Tuesday, April 10, 2007

New UK Study Looks At World Threats

The BBC reports on fresh studies from the influential think-tank, the Oxford Research Group, and charity Oxfam. On the same day that Oxfam said the Iraq invasion had "seriously undermined" Britain's reputation, the ORG's latest report said that British and US policy towards Iraq has "spawned new terror in the region" and identified the major threats to world instablity:
Climate change, competition for increasingly scarce resources, marginalisation of the majority of the world's population as socio-economic divisions widen, and the increasing use of military force and the further spread of military technologies were all threats.

[The report] added that the ongoing war on terror and the war in Iraq were increasing the risk of future terrorist attacks on the scale of 9/11.

"Treating Iraq as part of the war on terror... created a combat training zone for jihadists," it says.

Lead study author Chris Abbott said: "There is a clear and present danger - an increasingly marginalised majority living in an environmentally constrained world, where military force is more likely to be used to control the consequences of these dangerous divisions.

"Add to this the disastrous effects of climate change, and we are looking at a highly unstable global system by the middle years of the century unless urgent action is taken now."

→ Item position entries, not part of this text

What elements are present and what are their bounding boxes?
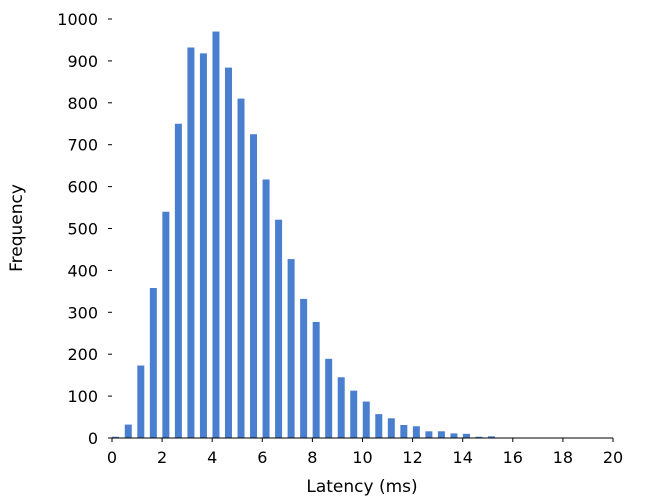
histogram-bar: [187, 47, 195, 439]
x-tick-label: 2: [157, 448, 167, 467]
histogram-bar: [362, 401, 370, 438]
x-tick-label: 8: [307, 448, 317, 467]
histogram-bar: [137, 365, 145, 438]
x-tick-label: 0: [107, 448, 117, 467]
histogram-bar: [475, 436, 483, 438]
y-tick-label: 900: [67, 52, 98, 71]
y-tick-label: 1000: [57, 10, 98, 29]
y-tick-label: 500: [67, 220, 98, 239]
histogram-bar: [450, 433, 458, 438]
x-tick-label: 6: [257, 448, 267, 467]
histogram-bar: [375, 414, 383, 438]
y-tick-label: 300: [67, 303, 98, 322]
histogram-bar: [237, 98, 245, 439]
y-tick-label: 200: [67, 345, 98, 364]
x-tick-label: 10: [352, 448, 372, 467]
x-tick-label: 16: [503, 448, 523, 467]
bars-group: [112, 31, 508, 439]
y-tick-label: 0: [88, 429, 98, 448]
y-tick-label: 800: [67, 94, 98, 113]
histogram-bar: [224, 67, 232, 438]
y-tick-label: 700: [67, 136, 98, 155]
histogram-bar: [400, 425, 408, 438]
x-tick-label: 14: [453, 448, 473, 467]
histogram-bar: [199, 53, 207, 439]
histogram-bar: [437, 431, 445, 438]
x-axis-ticks: 0 2 4 6 8 10 12 14 16 18 20: [107, 438, 623, 467]
histogram-bar: [425, 431, 433, 438]
histogram-bar: [387, 418, 395, 438]
x-tick-label: 12: [402, 448, 422, 467]
y-tick-label: 100: [67, 387, 98, 406]
histogram-bar: [462, 433, 470, 438]
histogram-bar: [337, 377, 345, 438]
histogram-bar: [174, 123, 182, 438]
histogram-bar: [412, 426, 420, 438]
histogram-bar: [312, 321, 320, 438]
histogram-bar: [162, 211, 170, 438]
histogram-bar: [287, 259, 295, 438]
x-tick-label: 20: [603, 448, 623, 467]
histogram-bar: [212, 31, 220, 438]
y-axis-title: Frequency: [7, 184, 27, 272]
histogram-bar: [488, 436, 496, 438]
histogram-bar: [149, 288, 157, 438]
y-tick-label: 600: [67, 178, 98, 197]
x-tick-label: 4: [207, 448, 217, 467]
histogram-bar: [350, 390, 358, 438]
x-axis-title: Latency (ms): [306, 477, 417, 497]
histogram-bar: [262, 179, 270, 439]
histogram-bar: [325, 358, 333, 438]
histogram-bar: [275, 219, 283, 438]
histogram-bar: [250, 134, 258, 439]
x-tick-label: 18: [553, 448, 573, 467]
histogram-bar: [124, 424, 132, 438]
histogram-bar: [112, 436, 120, 438]
histogram-bar: [300, 298, 308, 438]
y-tick-label: 400: [67, 261, 98, 280]
y-axis-ticks: 0 100 200 300 400 500 600 700 800 900 1000: [57, 10, 112, 448]
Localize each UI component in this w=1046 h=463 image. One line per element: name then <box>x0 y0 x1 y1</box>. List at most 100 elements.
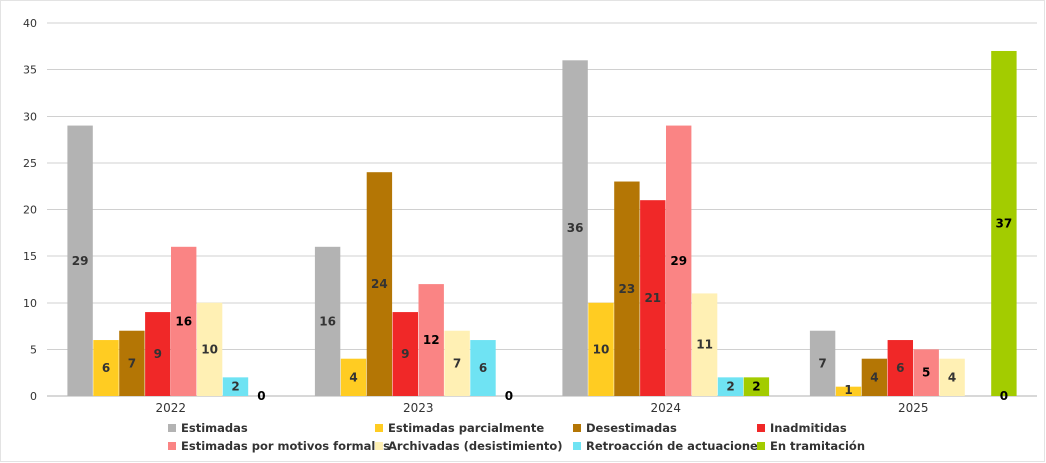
legend-item-1: Estimadas parcialmente <box>375 419 573 436</box>
data-label-2023-4: 12 <box>423 333 440 347</box>
legend-swatch-6 <box>573 441 581 450</box>
data-label-2023-2: 24 <box>371 277 388 291</box>
legend-item-2: Desestimadas <box>573 419 757 436</box>
legend-item-6: Retroacción de actuaciones <box>573 437 765 454</box>
legend-swatch-2 <box>573 423 581 432</box>
bar-2022-1 <box>93 340 119 396</box>
y-tick-label-0: 0 <box>30 390 37 403</box>
data-label-2023-6: 6 <box>479 361 487 375</box>
data-label-2025-0: 7 <box>818 356 826 370</box>
bar-2025-1 <box>835 386 862 396</box>
y-tick-label-10: 10 <box>23 297 37 310</box>
data-label-2024-3: 21 <box>644 291 661 305</box>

The report, Beyond Terror: The Truth About the Real Threats to Our World, said any military intervention in Iran would be "disastrous". However, it warned that Iran should not be allowed to develop civil nuclear power.

"This would involve the development of facilities that are potential terrorist targets, as well as encourage the spread of technology and materials that could be used in the development of nuclear weapons," the report said.

It also added that the British government's decision to replace its nuclear submarine system Trident could "substantially encourage" other states to develop nuclear weapons.
The study itself has been published in book form and if the publisher's extract from the introduction is anything to go by is going on my to-do list of reading.